Do you have another model of collaborative planning that you have used with students? 

Students should be writing their own report card comments 

Report card comments. I got them. You got them. Your grandparents got them. They are another great example of antiquated educational practices that take the responsibility of learning out of the hands of the learner and place them in the hands of the teacher. Do I know how the students in my class are doing? Yes. So do you. But are we providing students with authentic opportunities to reflect on and plan for future learning? Or are we doing that for them instead? 

Let’s take a look at the why, how and what behind student written report cards: 

Why should students write their own report card comments? 

  • At the end of the day, it’s their learning and they should be the one’s reflecting on it
  • Data heads (like John Hattie) can agree that the biggest determinate of student success is the student him/herself and reflecting/reporting on their own progress is a key process by which students can tune in to themselves as learners
  • Articulating one’s strengths and areas for growth is an important skill that can and should be transferred beyond the academic realm and into one’s social/emotional/physical wellbeing  
  • Allowing students to engage in the typically teacher-centred act of writing report comments empowers the learner and says to the child “I trust you – you know best about your learning!” 

How can we support students in writing their own report card comments? 

  • Provide students with a structure they can follow (What did you learn this term? What went well? What do you need to improve upon? What’s your plan for improving?
  • Engage in whole class inquiries into ways in which learners can identify their strengths and areas for growth
  • Work with students to generate lists of ways in which they can go about improving in their areas for growth 
  • Leverage spreadsheets and learning portfolios to help students compile data on their learning 
  • Focus students’ comment writing on familiar learning skills, obejctives and character traits to make the task less daunting and more connected to the students’ day-to-day learning
  • Allow for student creativity and freedom in the ways in which they articulate their progress

What can we expect from transitioning this responsibility to students? 

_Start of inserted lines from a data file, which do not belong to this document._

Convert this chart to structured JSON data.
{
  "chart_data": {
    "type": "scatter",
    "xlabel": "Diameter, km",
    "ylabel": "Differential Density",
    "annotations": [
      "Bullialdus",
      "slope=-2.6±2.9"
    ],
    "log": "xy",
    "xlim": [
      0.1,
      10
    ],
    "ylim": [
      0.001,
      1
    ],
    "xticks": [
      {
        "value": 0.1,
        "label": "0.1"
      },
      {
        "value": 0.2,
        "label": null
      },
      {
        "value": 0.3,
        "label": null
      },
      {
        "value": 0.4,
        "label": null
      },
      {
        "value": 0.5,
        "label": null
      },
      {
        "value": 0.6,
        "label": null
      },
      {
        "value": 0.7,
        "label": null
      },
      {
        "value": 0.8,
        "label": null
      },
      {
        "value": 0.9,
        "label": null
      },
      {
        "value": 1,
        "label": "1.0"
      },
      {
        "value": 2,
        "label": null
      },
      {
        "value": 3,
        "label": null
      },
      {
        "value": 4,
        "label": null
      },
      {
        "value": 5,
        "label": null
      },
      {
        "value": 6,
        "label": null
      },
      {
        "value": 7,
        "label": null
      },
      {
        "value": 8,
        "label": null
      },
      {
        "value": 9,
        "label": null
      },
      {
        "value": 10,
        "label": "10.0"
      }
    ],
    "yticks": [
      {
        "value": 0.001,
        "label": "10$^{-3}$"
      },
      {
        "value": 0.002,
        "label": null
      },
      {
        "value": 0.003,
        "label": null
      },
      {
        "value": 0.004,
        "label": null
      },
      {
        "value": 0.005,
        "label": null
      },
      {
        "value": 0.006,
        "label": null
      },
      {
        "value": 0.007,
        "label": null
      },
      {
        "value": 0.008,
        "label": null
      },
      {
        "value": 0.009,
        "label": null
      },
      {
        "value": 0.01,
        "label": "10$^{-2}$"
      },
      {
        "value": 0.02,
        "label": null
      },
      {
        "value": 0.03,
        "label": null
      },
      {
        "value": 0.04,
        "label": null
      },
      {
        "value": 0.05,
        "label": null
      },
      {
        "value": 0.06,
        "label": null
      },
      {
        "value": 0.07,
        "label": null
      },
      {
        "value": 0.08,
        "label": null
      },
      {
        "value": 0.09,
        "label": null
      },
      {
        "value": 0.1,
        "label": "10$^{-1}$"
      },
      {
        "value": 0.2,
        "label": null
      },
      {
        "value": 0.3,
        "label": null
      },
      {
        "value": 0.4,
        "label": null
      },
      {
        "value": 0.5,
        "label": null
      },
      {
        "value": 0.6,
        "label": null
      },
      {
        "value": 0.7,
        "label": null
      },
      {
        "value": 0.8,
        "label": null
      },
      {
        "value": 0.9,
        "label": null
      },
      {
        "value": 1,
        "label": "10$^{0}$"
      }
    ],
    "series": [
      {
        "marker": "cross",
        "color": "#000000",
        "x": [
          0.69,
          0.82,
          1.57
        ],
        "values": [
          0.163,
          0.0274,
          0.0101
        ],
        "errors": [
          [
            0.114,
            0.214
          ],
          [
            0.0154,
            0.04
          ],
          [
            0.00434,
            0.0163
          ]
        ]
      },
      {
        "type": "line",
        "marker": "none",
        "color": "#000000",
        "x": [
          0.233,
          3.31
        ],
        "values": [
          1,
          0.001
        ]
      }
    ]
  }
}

  • Empowered students taking ownership over their own learning
  • A school community that is learner-centred, rather than teacher-centred
  • More engaged conversations at conferences that can (and should) be led by the students 
  • Report card comments that become student-generated plans for how they are going to improve – plans that students, parents and teachers can refer back to on a term-by-terms and year-by-year basis
  • More teacher hours spent supporting student learning in more effective ways than writing comments that students can and should be writing for themselves 

If we must have comments on our report cards (a tool which is meant to be a reflection of learning), should they not come from the learner themselves? 

Have you tried student-written report card comments at your school? Would you?